Maar nu en dan verzon ik toch weer een excuus om hem op te zoeken – kom nou, ik ben Ghandi niet. Hij was net als een bak aardbeien-cheesecake van Haagen Dazs – verboden, maar dat wilde niet zeggen dat ik soms niet overweldigd werd door een emotionele versie van mijn premenstruatiehonger. Het dwong me een excuus te vinden om naar Johnny te gaan, voor een paar aspirientjes of zo. Maar ik ging altijd onbevredigd weg. Hij was beleefd, babbelde met me, maar de emotionele spanning was verdwenen – en dat kwam omdat hij een fatsoenlijke man was met een gezonde dosis zelfrespect. Maar ik neem aan dat niemand perfect is.

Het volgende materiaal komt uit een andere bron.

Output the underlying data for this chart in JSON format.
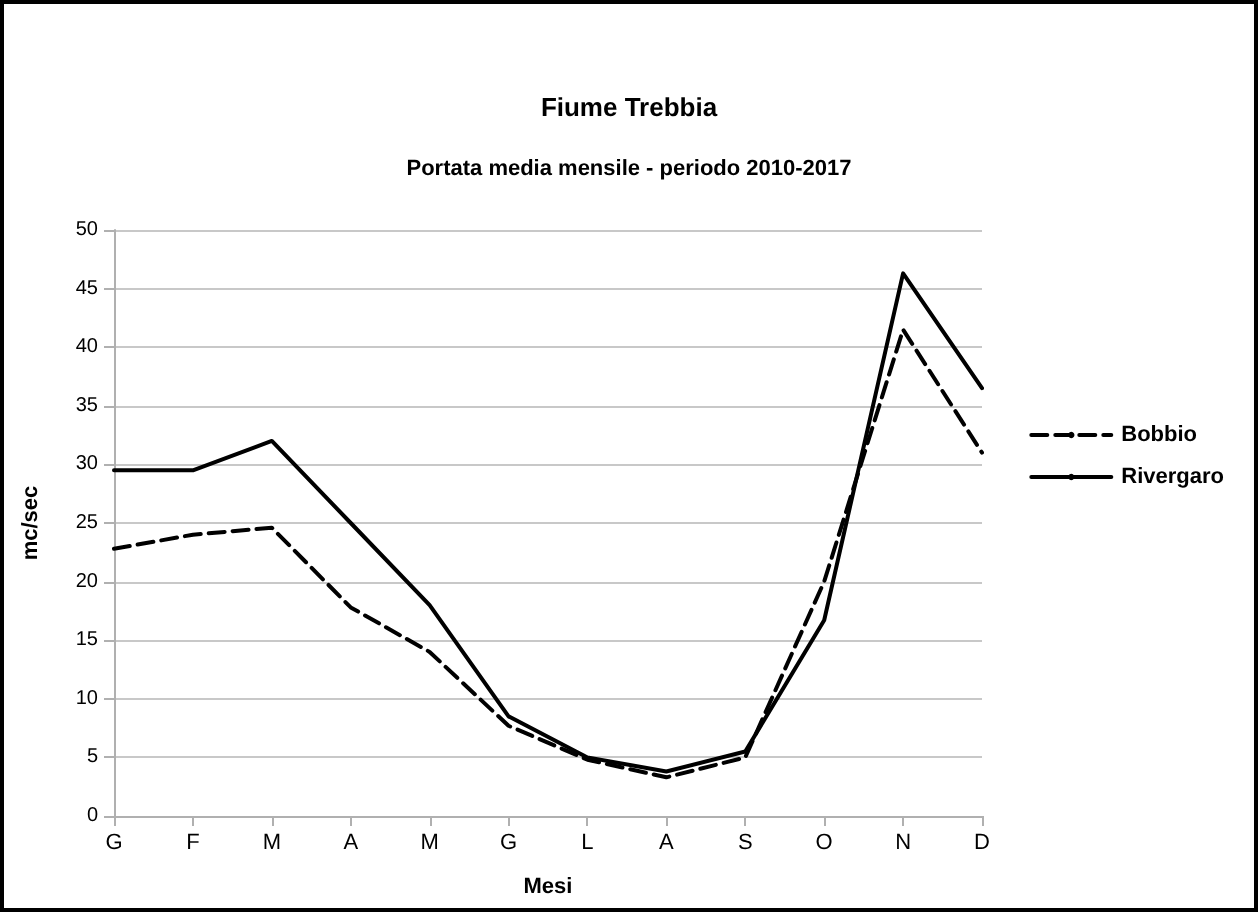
{
  "chart_data": {
    "type": "line",
    "title": "Fiume Trebbia",
    "subtitle": "Portata media mensile - periodo 2010-2017",
    "xlabel": "Mesi",
    "ylabel": "mc/sec",
    "categories": [
      "G",
      "F",
      "M",
      "A",
      "M",
      "G",
      "L",
      "A",
      "S",
      "O",
      "N",
      "D"
    ],
    "series": [
      {
        "name": "Bobbio",
        "color": "#000000",
        "line_style": "dashed",
        "values": [
          22.8,
          24,
          24.6,
          17.8,
          14,
          7.7,
          4.8,
          3.3,
          5,
          20,
          41.5,
          31
        ]
      },
      {
        "name": "Rivergaro",
        "color": "#000000",
        "line_style": "solid",
        "values": [
          29.5,
          29.5,
          32,
          25,
          18,
          8.5,
          5,
          3.8,
          5.5,
          16.7,
          46.3,
          36.5
        ]
      }
    ],
    "ylim": [
      0,
      50
    ],
    "yticks": [
      0,
      5,
      10,
      15,
      20,
      25,
      30,
      35,
      40,
      45,
      50
    ],
    "grid": "y",
    "legend": "right",
    "marker": "none"
  }
}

‘Mam,’ onderbrak ik haar. ‘Heb je nog iets nodig van de apotheek?’
Ze dacht even na. ‘Nee.’
‘Moet je je dosis antidepressiva niet verhogen?’

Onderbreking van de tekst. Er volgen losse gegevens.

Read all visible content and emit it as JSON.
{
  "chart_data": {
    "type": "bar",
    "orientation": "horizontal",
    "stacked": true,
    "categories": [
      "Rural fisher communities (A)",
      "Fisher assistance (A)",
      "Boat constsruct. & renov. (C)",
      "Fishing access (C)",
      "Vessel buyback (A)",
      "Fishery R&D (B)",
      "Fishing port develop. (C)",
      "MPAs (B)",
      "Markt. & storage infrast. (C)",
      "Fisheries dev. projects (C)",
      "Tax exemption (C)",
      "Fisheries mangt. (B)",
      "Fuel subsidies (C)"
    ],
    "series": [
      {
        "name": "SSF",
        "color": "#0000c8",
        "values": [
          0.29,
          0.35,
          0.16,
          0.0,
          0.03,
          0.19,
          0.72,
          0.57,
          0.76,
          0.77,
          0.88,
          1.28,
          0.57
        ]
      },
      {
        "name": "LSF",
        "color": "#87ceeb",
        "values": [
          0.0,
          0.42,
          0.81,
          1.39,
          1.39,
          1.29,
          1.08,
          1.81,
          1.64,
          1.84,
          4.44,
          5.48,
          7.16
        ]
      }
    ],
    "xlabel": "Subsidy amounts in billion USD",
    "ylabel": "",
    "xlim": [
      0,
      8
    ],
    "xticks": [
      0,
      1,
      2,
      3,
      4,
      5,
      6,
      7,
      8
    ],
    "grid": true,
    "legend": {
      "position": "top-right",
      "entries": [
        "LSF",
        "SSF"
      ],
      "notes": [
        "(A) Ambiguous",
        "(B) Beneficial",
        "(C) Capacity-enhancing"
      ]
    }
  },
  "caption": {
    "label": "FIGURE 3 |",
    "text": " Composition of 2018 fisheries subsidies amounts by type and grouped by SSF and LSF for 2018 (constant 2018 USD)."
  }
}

‘Ik zat er eigenlijk over te denken die wat te verminderen.’
‘O. Oké.’
Ach, vlieg op, ik ging toch.
In de apotheek begroette Johnny me met een glimlach. ‘Noem je gif maar,’ zei hij.
‘Echinacea.’
‘Kougevat?’
‘Eh, nee. Bij wijze van voorzorg.’
‘Verstandig. We hebben keus
genoeg.’
Shit.
Hij gaf alle details over dosis, vloeibaar of capsule, met of zonder vitamine c, tot het me speet dat ik niet iets eenvoudigers had gevraagd.
‘Heb je het druk?’ vroeg ik, in een poging hem tegen me aan het praten te krijgen.
‘O ja. De zes weken voor Kerstmis zijn altijd het drukst.’
‘Voor mij ook. Hoe maakt je broer het?’
‘Hij herstelt al aardig. Of moet ik zeggen, niet zo plezierig. Hij doet veel aan fysiotherapie met zijn kapotte been en daar is hij niet erg mee in zijn schik.’
Ik liet een paar belangstellende geluidjes horen van ‘ach ja’, en zei toen ‘O!’ alsof ik me net iets herinnerde, en haalde de omslag uit mijn tas. ‘Ik dacht dat je die misschien wel zou willen zien.’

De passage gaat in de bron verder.